Il n'est pas impossible d'aboutir à une situation où plus aucune roquette ne sera tirée de la Bande de Gaza, tout comme il n'y a aucun tir de roquette depuis la Judée et la Samarie. 

Cependant cela exige une manœuvre au sol complexe pour prendre le contrôle de la Bande, nécessairement au prix de nombreuses pertes israéliennes. En prélude, ce scénario est annoncé par l'importance des pertes déjà subies par l'armée au cours de l'opération terrestre.

Cette opération se heurtera aussi probablement à l'hostilité de l'opinion publique internationale, y compris celles des dirigeants qui ont soutenu l'opération israélienne. Naturellement, la simple prise de contrôle de la Bande de Gaza ne sera pas suffisante et l'armée et les services de sécurité devront reconstituer une infrastructure de renseignements qui a été perdue après Oslo et le désengagement.

L'armée israélienne devra aussi déployer des forces massives sur le terrain pour démilitariser systématiquement Gaza, arrêter les militants du Hamas et tuer ceux qui refuse de se rendre.
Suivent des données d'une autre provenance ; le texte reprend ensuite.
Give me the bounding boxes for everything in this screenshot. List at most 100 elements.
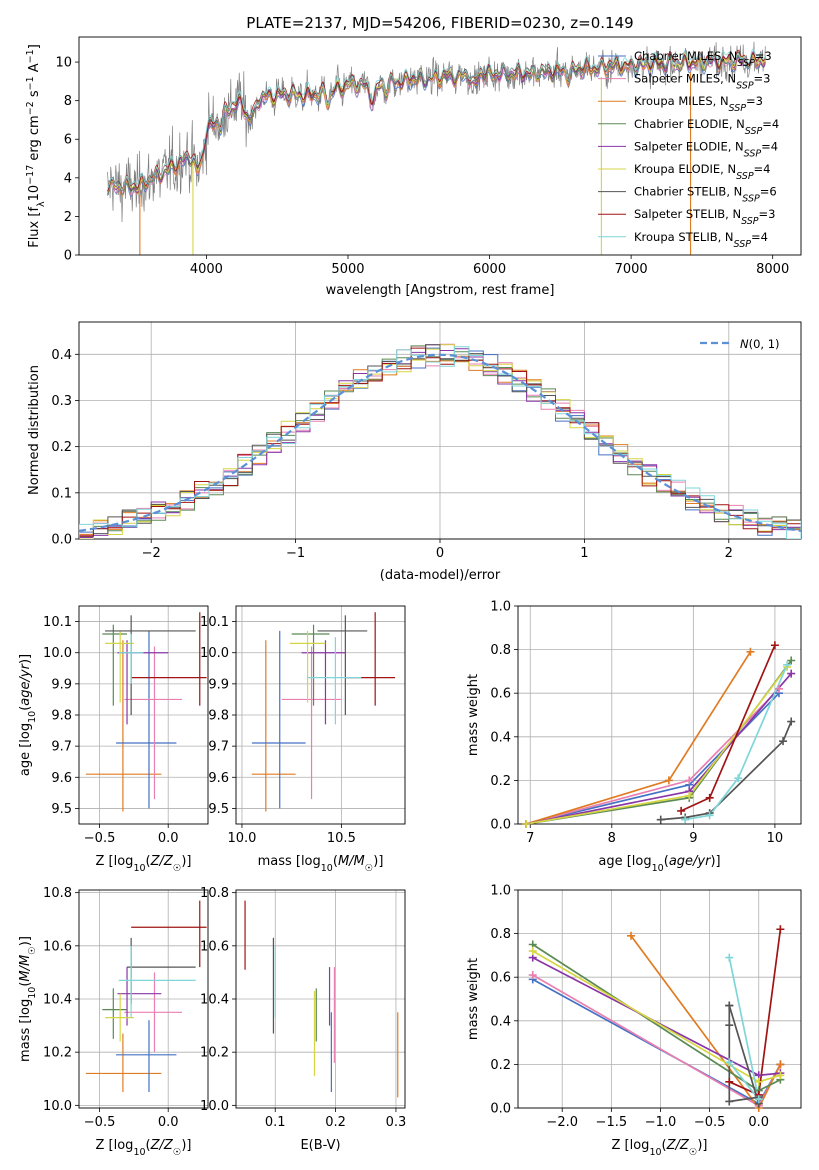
mass_vs_ebv-plot-area xyxy=(244,900,399,1098)
weight_vs_Z-ytick-label: 0.8 xyxy=(490,927,511,942)
weight_vs_Z-marker-chabrier-stelib xyxy=(725,1001,734,1010)
spectrum-ytick-label: 10 xyxy=(55,56,72,71)
residuals-ytick-label: 0.0 xyxy=(51,533,72,548)
weight_vs_age-xtick-label: 9 xyxy=(689,831,697,846)
mass_vs_Z-ylabel-part: mass [log xyxy=(18,999,33,1062)
mass_vs_Z-frame xyxy=(78,889,209,1109)
mass_vs_Z-panel: −0.5 0.010.010.210.410.610.8Z [log10(Z/Z☉… xyxy=(18,886,209,1158)
mass_vs_ebv-xtick-label: 0.2 xyxy=(325,1115,346,1130)
weight_vs_Z-ytick-label: 0.2 xyxy=(490,1058,511,1073)
weight_vs_Z-line-chabrier-miles xyxy=(532,978,782,1105)
weight_vs_Z-ylabel: mass weight xyxy=(466,958,481,1040)
weight_vs_Z-marker-salpeter-stelib xyxy=(725,1077,734,1086)
legend-label-salpeter-elodie-part: =4 xyxy=(761,139,778,153)
weight_vs_Z-marker-salpeter-miles xyxy=(528,971,537,980)
weight_vs_age-marker-chabrier-stelib xyxy=(787,717,796,726)
weight_vs_Z-marker-kroupa-stelib xyxy=(725,1058,734,1067)
age_vs_Z-ytick-label: 9.9 xyxy=(51,677,72,692)
legend-label-salpeter-stelib-part: SSP xyxy=(741,216,759,227)
residuals-legend-label-part: N xyxy=(740,337,749,351)
legend-label-kroupa-miles-part: =3 xyxy=(746,94,763,108)
spectrum-frame xyxy=(78,36,802,256)
weight_vs_age-marker-chabrier-stelib xyxy=(779,737,788,746)
age_vs_mass-xtick-label: 10.0 xyxy=(227,831,256,846)
age_vs_mass-axes: 10.0 10.5 9.5 9.6 9.7 9.8 9.9 10.0 10.1 xyxy=(200,605,406,846)
age_vs_Z-ytick-label: 9.6 xyxy=(51,771,72,786)
mass_vs_ebv-ytick-label: 10.8 xyxy=(200,886,229,901)
age_vs_Z-xlabel-part: ( xyxy=(146,854,151,869)
mass_vs_Z-xlabel-part: Z [log xyxy=(96,1138,134,1153)
spectrum-axes: 4000 5000 6000 7000 8000 0 2 4 6 8 10 xyxy=(55,36,802,277)
weight_vs_Z-line-chabrier-elodie xyxy=(532,943,781,1092)
legend-label-kroupa-elodie-part: SSP xyxy=(736,171,754,182)
mass_vs_Z-xlabel: Z [log10(Z/Z☉)] xyxy=(96,1138,192,1158)
age_vs_mass-xlabel-part: ( xyxy=(333,854,338,869)
legend-label-kroupa-stelib-part: SSP xyxy=(734,238,752,249)
age_vs_Z-axes: −0.5 0.0 9.5 9.6 9.7 9.8 9.9 10.0 10.1 xyxy=(43,605,209,846)
residuals-hist-kroupa-stelib xyxy=(79,346,801,539)
spectrum-xtick-label: 6000 xyxy=(473,262,506,277)
weight_vs_Z-marker-kroupa-stelib xyxy=(754,1095,763,1104)
mass_vs_Z-ylabel-part: M/M xyxy=(18,955,33,982)
residuals-legend-label-part: (0, 1) xyxy=(749,337,780,351)
mass_vs_ebv-ytick-label: 10.2 xyxy=(200,1046,229,1061)
mass_vs_Z-xlabel-part: ☉ xyxy=(173,1147,182,1158)
weight_vs_Z-marker-kroupa-elodie xyxy=(754,1077,763,1086)
legend-label-chabrier-elodie-part: SSP xyxy=(745,125,763,136)
mass_vs_ebv-xtick-label: 0.3 xyxy=(386,1115,407,1130)
weight_vs_Z-xlabel-part: Z [log xyxy=(612,1138,650,1153)
mass_vs_Z-ylabel: mass [log10(M/M☉)] xyxy=(18,936,38,1062)
spectrum-ylabel-part: 10 xyxy=(27,185,42,202)
legend-label-chabrier-stelib: Chabrier STELIB, NSSP=6 xyxy=(634,185,777,205)
legend-label-chabrier-elodie: Chabrier ELODIE, NSSP=4 xyxy=(634,117,779,137)
spectrum-plot-area xyxy=(106,41,766,255)
mass_vs_Z-ytick-label: 10.8 xyxy=(43,886,72,901)
weight_vs_age-marker-kroupa-stelib xyxy=(705,811,714,820)
weight_vs_age-marker-chabrier-elodie xyxy=(787,656,796,665)
spectrum-ytick-label: 2 xyxy=(64,210,72,225)
weight_vs_age-axes: 7 8 9 10 0.0 0.2 0.4 0.6 0.8 1.0 xyxy=(490,600,802,846)
age_vs_mass-ytick-label: 10.1 xyxy=(200,615,229,630)
age_vs_Z-xlabel-part: Z [log xyxy=(96,854,134,869)
weight_vs_age-marker-salpeter-miles xyxy=(685,776,694,785)
weight_vs_Z-xtick-label: −0.5 xyxy=(694,1115,726,1130)
weight_vs_Z-marker-kroupa-miles xyxy=(627,931,636,940)
legend-label-chabrier-stelib-part: Chabrier STELIB, N xyxy=(634,185,742,199)
weight_vs_Z-ytick-label: 0.6 xyxy=(490,971,511,986)
weight_vs_Z-plot-area xyxy=(532,929,782,1108)
weight_vs_Z-axes: −2.0 −1.5 −1.0 −0.5 0.0 0.0 0.2 0.4 0.6 0.8 1.0 xyxy=(490,884,802,1130)
spectrum-ylabel-part: −1 xyxy=(25,76,36,90)
legend-label-chabrier-miles-part: =3 xyxy=(755,49,772,63)
age_vs_Z-xlabel: Z [log10(Z/Z☉)] xyxy=(96,854,192,874)
weight_vs_age-xlabel-part: )] xyxy=(710,854,720,869)
weight_vs_age-marker-kroupa-stelib xyxy=(681,815,690,824)
residuals-normal-curve xyxy=(79,353,801,532)
legend-label-chabrier-elodie-part: =4 xyxy=(762,117,779,131)
weight_vs_age-marker-kroupa-miles xyxy=(664,776,673,785)
legend-label-chabrier-miles-part: Chabrier MILES, N xyxy=(634,49,737,63)
residuals-ytick-label: 0.3 xyxy=(51,394,72,409)
age_vs_Z-ylabel-part: 10 xyxy=(27,711,38,723)
weight_vs_age-frame xyxy=(517,605,802,825)
age_vs_mass-xlabel: mass [log10(M/M☉)] xyxy=(258,854,384,874)
weight_vs_Z-xtick-label: −1.5 xyxy=(596,1115,628,1130)
weight_vs_Z-xlabel-part: )] xyxy=(697,1138,707,1153)
weight_vs_Z-marker-chabrier-stelib xyxy=(725,1097,734,1106)
age_vs_mass-xlabel-part: mass [log xyxy=(258,854,321,869)
legend-label-kroupa-stelib: Kroupa STELIB, NSSP=4 xyxy=(634,230,768,250)
weight_vs_Z-marker-kroupa-miles xyxy=(776,1060,785,1069)
spectrum-xtick-label: 7000 xyxy=(615,262,648,277)
weight_vs_age-ytick-label: 0.0 xyxy=(490,818,511,833)
spectrum-ylabel-part: erg cm xyxy=(27,115,42,164)
spectrum-ylabel-part: −17 xyxy=(25,165,36,185)
residuals-plot-area xyxy=(79,343,801,539)
weight_vs_age-xlabel-part: age [log xyxy=(598,854,651,869)
weight_vs_Z-line-kroupa-stelib xyxy=(728,957,760,1100)
residuals-xtick-label: −1 xyxy=(286,546,305,561)
spectrum-model-salpeter-stelib xyxy=(107,49,766,191)
spectrum-ylabel-part: λ xyxy=(36,201,47,207)
mass_vs_ebv-ytick-label: 10.4 xyxy=(200,993,229,1008)
weight_vs_age-ytick-label: 0.4 xyxy=(490,730,511,745)
mass_vs_Z-xlabel-part: ( xyxy=(146,1138,151,1153)
mass_vs_Z-plot-area xyxy=(85,900,207,1093)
Pour l'essentiel, elle devra restaurer un contrôle militaire total d'Israël de Gaza, semblable à celui qui précédait le retrait de l'armée des zones urbaines de la Bande de Gaza en 1995.

Ce type de contrôle signifie une chose : l'armée déplorera ses forces dans la Bande de Gaza en fonction de ses propres impératifs, -il n'est pas nécessaire d'être partout tout le temps-, et elle devra opérer sur toute la zone dès que les besoins se font sentir, après approbation des autorités de la défense.
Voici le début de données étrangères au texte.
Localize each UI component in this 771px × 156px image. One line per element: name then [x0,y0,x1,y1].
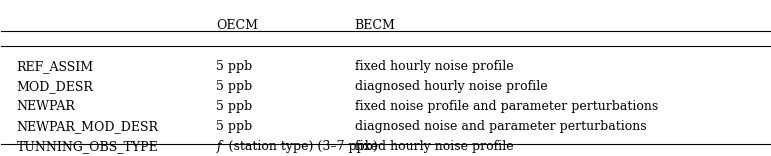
Text: diagnosed noise and parameter perturbations: diagnosed noise and parameter perturbati… [355,120,646,133]
Text: BECM: BECM [355,19,396,32]
Text: REF_ASSIM: REF_ASSIM [17,60,94,73]
Text: 5 ppb: 5 ppb [217,100,253,113]
Text: fixed noise profile and parameter perturbations: fixed noise profile and parameter pertur… [355,100,658,113]
Text: TUNNING_OBS_TYPE: TUNNING_OBS_TYPE [17,140,159,153]
Text: (station type) (3–7 ppb): (station type) (3–7 ppb) [226,140,378,153]
Text: NEWPAR_MOD_DESR: NEWPAR_MOD_DESR [17,120,159,133]
Text: fixed hourly noise profile: fixed hourly noise profile [355,140,513,153]
Text: f: f [217,140,221,153]
Text: MOD_DESR: MOD_DESR [17,80,93,93]
Text: NEWPAR: NEWPAR [17,100,76,113]
Text: diagnosed hourly noise profile: diagnosed hourly noise profile [355,80,547,93]
Text: 5 ppb: 5 ppb [217,60,253,73]
Text: 5 ppb: 5 ppb [217,80,253,93]
Text: 5 ppb: 5 ppb [217,120,253,133]
Text: OECM: OECM [217,19,258,32]
Text: fixed hourly noise profile: fixed hourly noise profile [355,60,513,73]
Le dilemme du vide politique

Je pense que le processus de démilitarisation de Gaza et d'arrestation des combattants du Hamas prendrait entre six mois et un an, et il est probable que l'on assisterait à des combats féroces et des pertes importantes. Le Hamas pourra perdre sa capacité de poser des problèmes à l'armée israélienne, qui en retour aura en charge le contrôle du terrain comme c'est le cas en Judée et en Samarie.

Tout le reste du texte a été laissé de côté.